Fault spatial heterogeneity and seismic hazards revealed by geodetic observations of the East Anatolian Fault

The quasi-cyclic behavior of fault zones, which encompasses interseismic, coseismic, and postseismic phases, is essential for understanding the dynamic evolution of earthquakes. Examining the spatiotemporal evolution of surface deformation and fault slip distribution across different periods of an earthquake cycle, obtained through geodetic techniques, enables a systematic and precise understanding of earthquake deformation models. The 2020 Elaziğ earthquake and the 2023 Kahramanmaraş Earthquake Sequence, both of which occurred along the East Anatolian Fault (EAF) in eastern Anatolia, provide a unique opportunity for studying the earthquake cycle and associated fault behavior. Historically, seismic activity along the EAF has demonstrated the fault’s capacity to produce significant earthquakes, with distinctive fault mechanisms varying across time and fault segments. In addition, approximately a decade of high-resolution surface deformation data obtained from InSAR, spanning five distinct periods in the earthquake cycle, is available for in-depth analysis.

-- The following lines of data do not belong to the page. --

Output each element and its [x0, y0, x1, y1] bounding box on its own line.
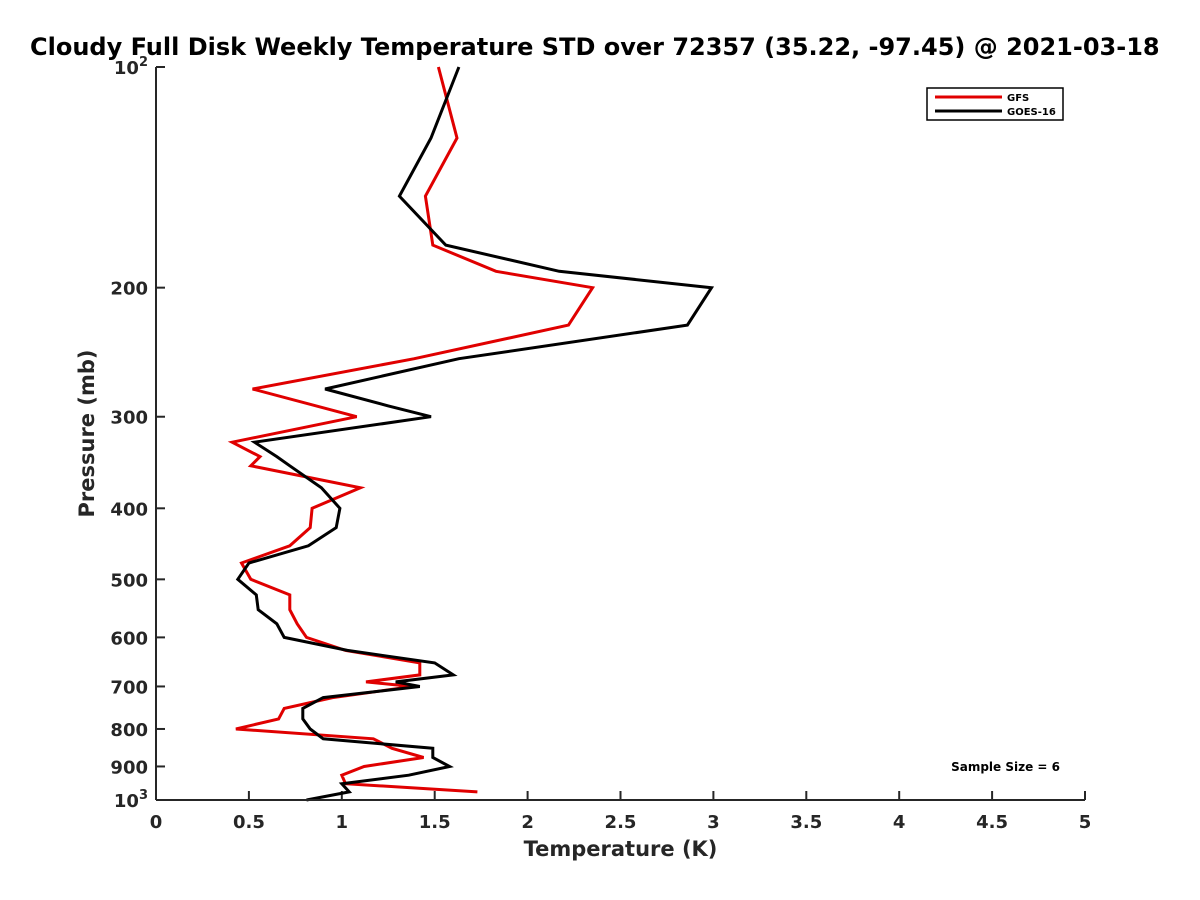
y-tick-label: 600 — [110, 628, 148, 649]
y-tick-label: 800 — [110, 720, 148, 741]
x-tick-label: 3.5 — [790, 812, 822, 833]
x-tick-label: 3 — [707, 812, 720, 833]
y-tick-label: 700 — [110, 677, 148, 698]
x-axis-ticks: 0 0.5 1 1.5 2 2.5 3 3.5 4 4.5 5 — [150, 791, 1092, 833]
y-tick-label: 103 — [114, 788, 148, 812]
x-tick-label: 2 — [521, 812, 534, 833]
x-tick-label: 2.5 — [605, 812, 637, 833]
x-tick-label: 4.5 — [976, 812, 1008, 833]
chart-title: Cloudy Full Disk Weekly Temperature STD … — [30, 33, 1160, 61]
legend-label: GFS — [1007, 93, 1029, 104]
sample-size-annotation: Sample Size = 6 — [951, 760, 1060, 774]
series-layer — [227, 66, 715, 802]
x-tick-label: 4 — [893, 812, 906, 833]
series-line-gfs — [227, 66, 596, 794]
legend: GFS GOES-16 — [926, 87, 1064, 121]
y-tick-label: 400 — [110, 499, 148, 520]
y-tick-label: 200 — [110, 279, 148, 300]
x-tick-label: 1 — [336, 812, 349, 833]
x-axis-label: Temperature (K) — [524, 837, 718, 861]
y-tick-label: 300 — [110, 408, 148, 429]
y-tick-label: 102 — [114, 55, 148, 79]
legend-label: GOES-16 — [1007, 107, 1056, 118]
x-tick-label: 0.5 — [233, 812, 265, 833]
x-tick-label: 5 — [1079, 812, 1092, 833]
x-tick-label: 0 — [150, 812, 163, 833]
x-tick-label: 1.5 — [419, 812, 451, 833]
y-tick-label: 500 — [110, 570, 148, 591]
series-line-goes-16 — [235, 66, 715, 802]
y-axis-ticks: 102 200 300 400 500 600 700 800 900 103 — [110, 55, 165, 812]
y-tick-label: 900 — [110, 757, 148, 778]
legend-box — [926, 87, 1064, 121]
y-axis-label: Pressure (mb) — [75, 350, 99, 518]
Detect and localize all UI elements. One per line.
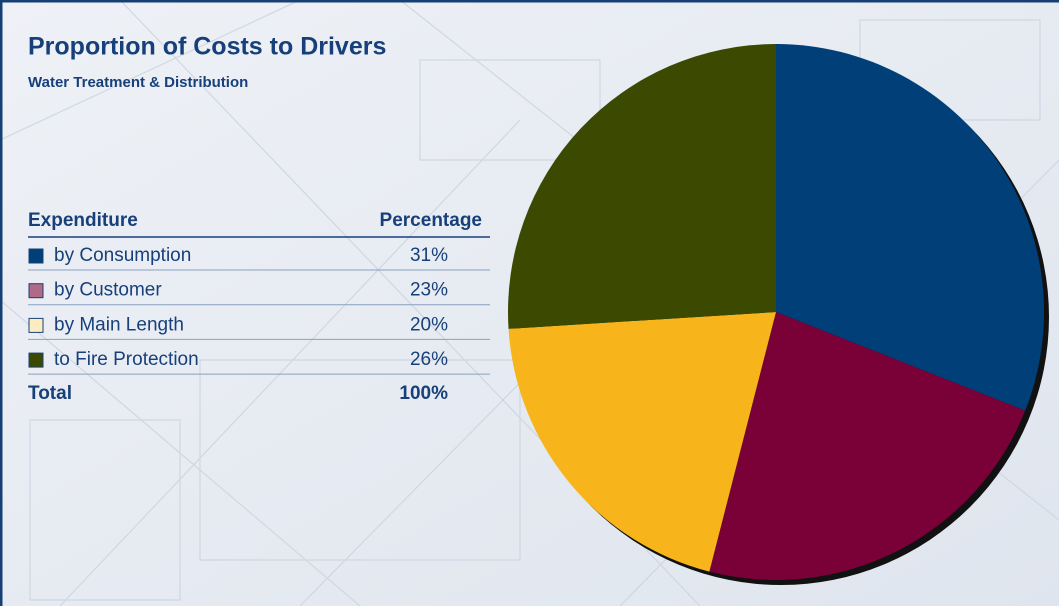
- pie-slice: [709, 312, 1026, 580]
- legend-label: to Fire Protection: [54, 349, 199, 370]
- total-label: Total: [28, 383, 72, 404]
- legend-swatch: [28, 352, 44, 368]
- total-value: 100%: [399, 383, 448, 404]
- column-header: Percentage: [380, 210, 482, 231]
- value-label: 31%: [410, 245, 448, 266]
- value-label: 20%: [410, 314, 448, 335]
- pie-slice: [508, 312, 776, 572]
- value-label: 23%: [410, 280, 448, 301]
- chart-subtitle: Water Treatment & Distribution: [28, 74, 248, 91]
- legend-label: by Main Length: [54, 314, 184, 335]
- legend-label: by Customer: [54, 280, 162, 301]
- legend-swatch: [28, 283, 44, 299]
- legend-swatch: [28, 248, 44, 264]
- pie-slice: [776, 44, 1044, 411]
- value-label: 26%: [410, 349, 448, 370]
- legend-swatch: [28, 317, 44, 333]
- legend-label: by Consumption: [54, 245, 191, 266]
- column-header: Expenditure: [28, 210, 138, 231]
- pie-slice: [507, 44, 776, 329]
- chart-title: Proportion of Costs to Drivers: [28, 33, 386, 61]
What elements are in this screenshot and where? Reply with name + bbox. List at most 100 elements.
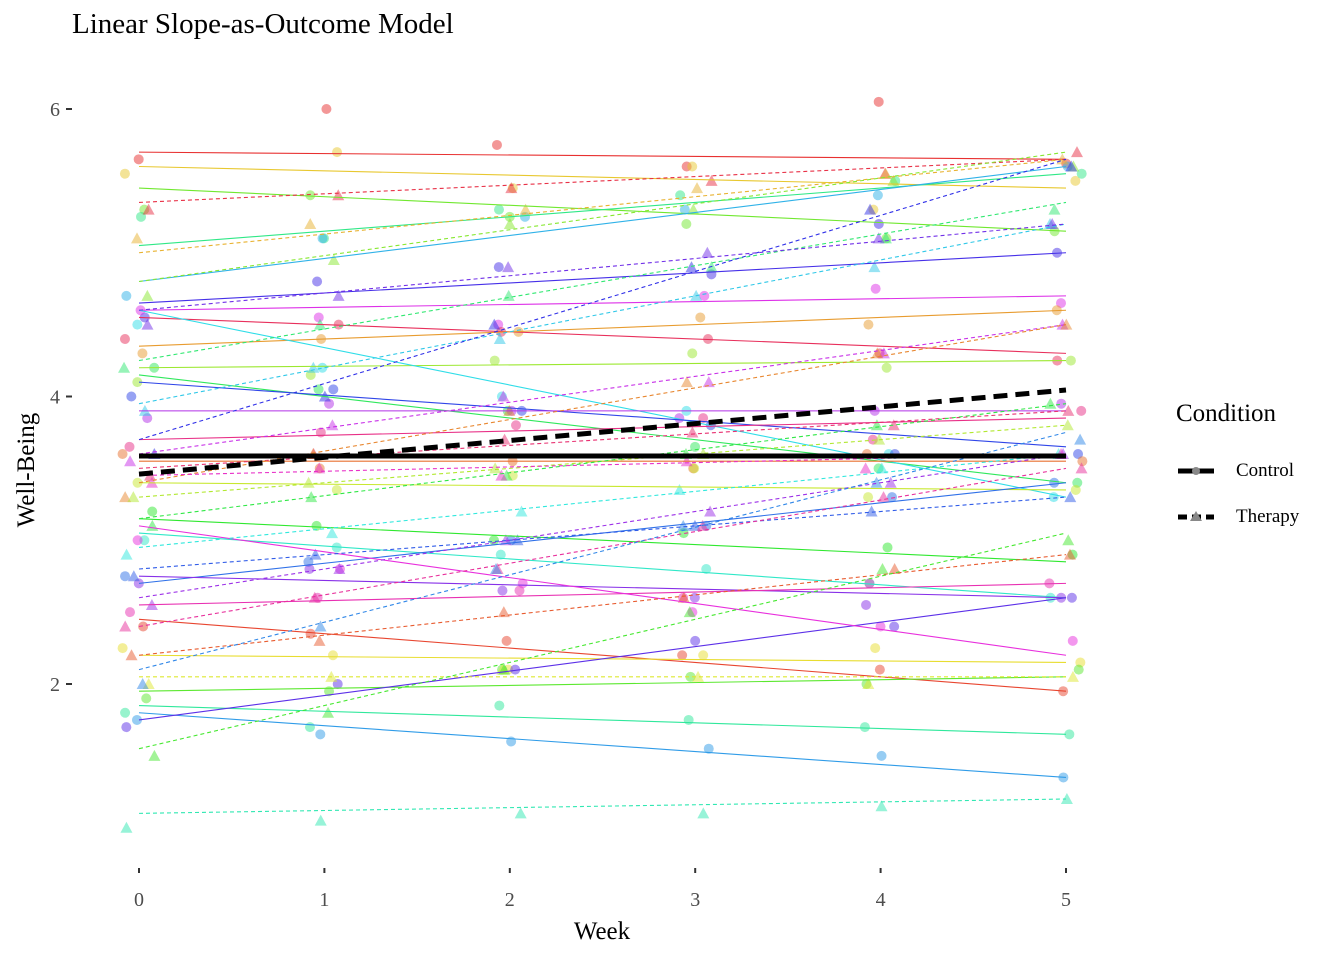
data-point-therapy xyxy=(876,563,889,574)
data-point-therapy xyxy=(887,174,900,186)
data-point-control xyxy=(698,413,709,424)
data-point-control xyxy=(873,96,884,107)
data-point-control xyxy=(876,750,887,761)
data-point-control xyxy=(317,233,328,244)
data-point-therapy xyxy=(141,318,154,330)
data-point-control xyxy=(120,571,131,582)
data-point-control xyxy=(1067,635,1078,646)
x-axis-label: Week xyxy=(574,918,631,945)
subject-line-control xyxy=(138,252,1067,304)
x-tick-label: 5 xyxy=(1061,889,1071,911)
data-point-control xyxy=(313,384,324,395)
data-point-therapy xyxy=(502,261,515,273)
subject-line-therapy xyxy=(138,324,1067,455)
data-point-therapy xyxy=(314,620,327,632)
data-point-therapy xyxy=(1070,146,1083,158)
data-point-control xyxy=(305,190,316,201)
data-point-control xyxy=(874,664,885,675)
subject-line-therapy xyxy=(138,532,1067,750)
data-point-control xyxy=(327,650,338,661)
data-point-control xyxy=(317,362,328,373)
data-point-control xyxy=(510,664,521,675)
data-point-control xyxy=(511,420,522,431)
data-point-control xyxy=(133,154,144,165)
legend-label-control: Control xyxy=(1236,460,1295,481)
data-point-therapy xyxy=(502,289,515,301)
x-tick-label: 1 xyxy=(319,889,329,911)
data-point-control xyxy=(703,743,714,754)
data-point-control xyxy=(331,484,342,495)
data-point-control xyxy=(126,391,137,402)
data-point-therapy xyxy=(302,476,315,488)
data-point-control xyxy=(501,635,512,646)
data-point-control xyxy=(312,276,323,287)
data-point-therapy xyxy=(1063,548,1076,560)
data-point-therapy xyxy=(124,455,137,467)
subject-line-therapy xyxy=(138,431,1067,671)
data-point-control xyxy=(119,334,130,344)
data-point-control xyxy=(132,319,143,330)
data-point-therapy xyxy=(686,426,699,438)
data-point-therapy xyxy=(864,203,877,215)
data-point-therapy xyxy=(1062,534,1075,546)
data-point-control xyxy=(315,729,326,740)
data-point-therapy xyxy=(702,376,715,388)
data-point-control xyxy=(679,204,690,215)
data-point-therapy xyxy=(308,591,321,603)
data-point-therapy xyxy=(873,433,886,445)
legend-title: Condition xyxy=(1176,400,1277,427)
data-point-therapy xyxy=(314,814,327,826)
data-point-therapy xyxy=(1065,160,1078,172)
data-point-therapy xyxy=(118,361,131,373)
data-point-therapy xyxy=(887,419,900,431)
data-point-therapy xyxy=(146,519,159,531)
data-point-therapy xyxy=(515,505,528,517)
data-point-therapy xyxy=(488,318,501,330)
subject-line-control xyxy=(138,525,1067,656)
data-point-therapy xyxy=(120,821,133,833)
data-point-therapy xyxy=(309,548,322,560)
data-point-therapy xyxy=(142,203,155,215)
data-point-control xyxy=(495,549,506,560)
y-tick-label: 2 xyxy=(50,674,60,696)
subject-line-therapy xyxy=(138,158,1067,441)
data-point-therapy xyxy=(868,261,881,273)
data-point-therapy xyxy=(1075,462,1088,474)
legend: Condition Control Therapy xyxy=(1176,400,1299,540)
subject-line-therapy xyxy=(138,467,1067,628)
data-point-therapy xyxy=(136,678,149,689)
data-point-control xyxy=(131,714,142,725)
data-point-control xyxy=(870,283,881,294)
data-point-therapy xyxy=(120,548,133,560)
data-point-control xyxy=(695,312,706,323)
data-point-therapy xyxy=(499,534,512,546)
data-point-control xyxy=(124,441,135,452)
data-point-therapy xyxy=(497,606,510,618)
data-point-control xyxy=(491,139,502,150)
subject-line-control xyxy=(138,518,1067,563)
data-point-therapy xyxy=(875,800,888,812)
data-point-therapy xyxy=(680,376,693,388)
data-point-therapy xyxy=(519,203,532,215)
legend-key-therapy xyxy=(1178,511,1214,521)
data-point-therapy xyxy=(131,232,144,244)
data-point-therapy xyxy=(871,347,884,359)
data-point-therapy xyxy=(304,218,317,229)
subject-line-therapy xyxy=(138,496,1067,570)
data-point-control xyxy=(1073,449,1084,459)
data-point-control xyxy=(121,290,132,301)
data-point-therapy xyxy=(489,462,502,474)
legend-item-control: Control xyxy=(1176,448,1299,494)
legend-label-therapy: Therapy xyxy=(1236,506,1300,527)
data-point-control xyxy=(674,413,685,424)
fixed-effect-line-therapy xyxy=(138,387,1067,477)
data-point-therapy xyxy=(148,749,161,761)
data-point-control xyxy=(124,607,135,618)
data-point-control xyxy=(887,492,898,503)
data-point-control xyxy=(1070,484,1081,495)
subject-line-control xyxy=(138,165,1067,283)
data-point-therapy xyxy=(1062,404,1075,416)
data-point-therapy xyxy=(1044,397,1057,409)
data-point-control xyxy=(137,348,148,359)
data-point-control xyxy=(861,599,872,610)
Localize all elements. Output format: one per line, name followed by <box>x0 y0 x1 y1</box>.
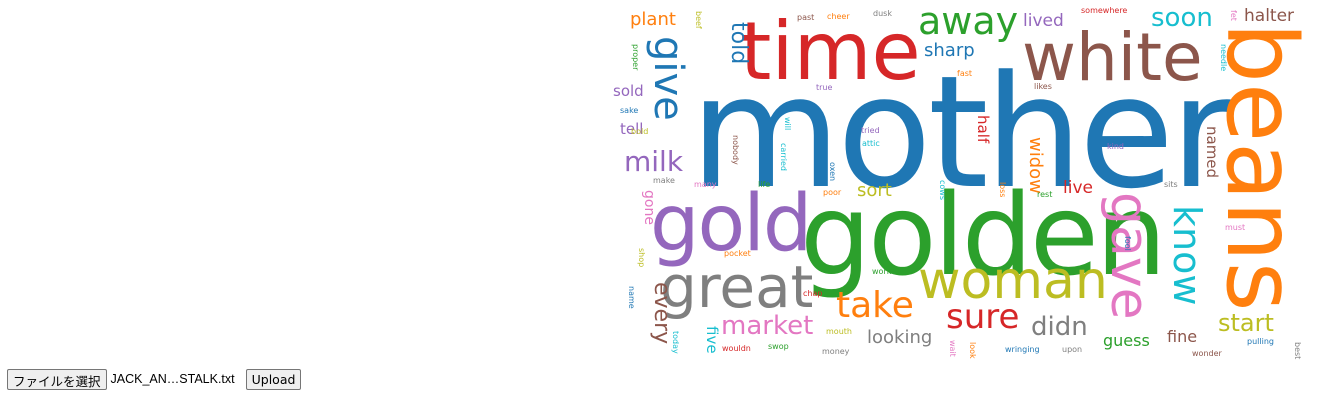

Our objective was to provide a comprehensive characterization of present-day kinematic processes along the EAF, to gain insights into fault frictional properties and to assess potential future seismic hazards. To do so, we utilized high-resolution interferometric data to investigate fault slip evolution from March 2015 to June 2024. This temporally continuous deformation field allowed us to explore fault behavior and develop complete slip distribution models throughout the earthquake cycle, which includes an interseismic period (2015-2020), two postseismic periods (2020-2023 and 2023-2024), and three coseismic events. Initially, we conducted an InSAR time series analysis to capture the deformation fields across different periods of the EAF earthquake cycle. We then integrated high-resolution ground displacement data, aftershock distributions from the 2020 and 2023 earthquakes, and the Global Active Faults Database (GEM) to map the complex fault geometries of the EAF. These inputs facilitated the creation of triangular dislocation models for analyzing fault slip distribution at various periods of the earthquake cycle. Moreover, we examined the relationship between slip distribution and estimated frictional parameters along the EAF, followed by an assessment of seismic hazard potential.

Our analysis of slip evolution reveals that the postseismic fault slip following the 2020 and 2023 earthquakes primarily occurred in areas with minimal coseismic slip. We also identified four slip deficit regions, comprising both shallow and deep portions of the seismogenic faults. By integrating slip distributions and historical earthquakes, we calculated the total moment deficit rate for each fault segment, revealing that the Palu segment, as well as the central portions of the Erkenek and Sürgü-Çardak segment, possesses a high earthquake potential. These findings underscore the critical need for high-resolution and continuous monitoring of fault systems across different seismic periods, offering new insights into the dynamics of the earthquake cycle along the EAF.